The company also made a mark on its internship by offering training programs, comprehensive staff benefits, and strict discrimination rules.

“It simply came to our notice then [voted] “It’s one of the top five companies in Brazil for 23 years,” said Trajano. Luiza Magazine’s offers also include an additional monthly fee for childcare staff, as well as health plans, life insurance, loans, and a helpline for women with domestic violence.

Technology was also a priority. Trajano instructed his son, Federico, who was educated in his business school, to create an e-commerce business in 2001, when Brazilian rivals started their own online divisions. Magazine Luiza continued to invest in bricks and mortars. Launched in 2008 in the business capital of Brazil, Sao Paulo, with 50 new stores.

His commitment to the highest paid model served the company well. Logistics is expensive in Brazil, և Louisa’s concept of online sales խանութ delivery of physical stores allowed her to turn profitable only rejected competitors online.

“We were put under a lot of pressure, especially after swimming in the stock market[in 2011]”To separate dotcom from physical stores,” he says. “I thank my family, who once owned 84% of the shares. They never asked why the shares were so low.” The two original shareholder families still own 58 percent of the stock, and Trajano’s 17 percent stake now stands at more than $ 4 billion, according to Forbes.

Reflecting his great interest in social issues, Trajan created Brazilian women, in order to promote the nationalization of women in 2013 Women’s National Network. Three years later, he stepped down from the daily work of Lugiza magazine to chair the board and spend more time on social projects.

Trajan is unforgiving about defending the interests of quotas in order to increase that proportion women on company boards From its current level of 7% in Brazil. “Until two or three years ago, women did not even think of a board, they did not have a chance,” she says. “Meritocracy can be talked about only when there are opportunities for everyone.”

Three questions to Luisa Trajano

Who is the hero of your leadership?

My aunt was a very strong leader, very concerned about social issues.
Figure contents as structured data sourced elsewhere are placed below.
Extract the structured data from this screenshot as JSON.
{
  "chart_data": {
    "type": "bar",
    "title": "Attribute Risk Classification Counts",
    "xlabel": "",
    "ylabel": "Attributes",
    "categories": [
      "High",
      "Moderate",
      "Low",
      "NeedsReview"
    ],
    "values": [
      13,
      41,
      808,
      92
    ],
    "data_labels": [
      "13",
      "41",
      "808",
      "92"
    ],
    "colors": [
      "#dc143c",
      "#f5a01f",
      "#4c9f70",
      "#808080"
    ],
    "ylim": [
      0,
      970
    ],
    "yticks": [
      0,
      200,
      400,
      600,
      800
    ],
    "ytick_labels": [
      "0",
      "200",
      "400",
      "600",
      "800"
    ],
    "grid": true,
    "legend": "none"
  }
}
He donated a cancer hospital to the city. But I do not have an idol. I have always been inspired by different people.

If you were not a CEO, what would you be?

I would be a psychologist.

What was the first lesson of your leadership that you learned?

I learned to be compassionate. Empathy changes places with another person in their world.

The same thinking led him to increase racial diversity in Magalu. He believes George Cave Floyd Last year, he was heavily influenced by a police officer in the United States in Brazil, one of the last Western countries to abolish slavery. “This eight-minute suffocation has had a profound effect on business people and the government,” he said.

Last year, Louisa Magazine announced that it would retain all places in its much-sought-after graduation program for black applicants in an effort to develop future senior black managers. Despite allegations of racism on social media, the company went ahead and selected 20 black trainers from almost 20,000 applicants. Other companies followed suit.

“Brazil had 400 years of slavery,” explains Trajano. “Slavery left not only a financial legacy, but also an emotional one. People did not feel that the country was theirs. It was a very serious legacy of slavery, a very bad way of elimination. “People were thrown into the streets without food, without work, without a home, without a school and without money.”

Trajano recently launched a fundraising initiative called United Vaccines to help speed up vaccinations in the world’s second-highest number of vaccines. deaths from coronavirus,

His fame and popularity in Brazil have led some to speculate that he should run for president next year.

“I am a politician because I have a group of almost 100,000 women who want to become Brazil’s largest non-partisan organization,” she said. “100,000 people speak the same language, although they think differently. “I believe in transforming the country through organized, determined civil society.”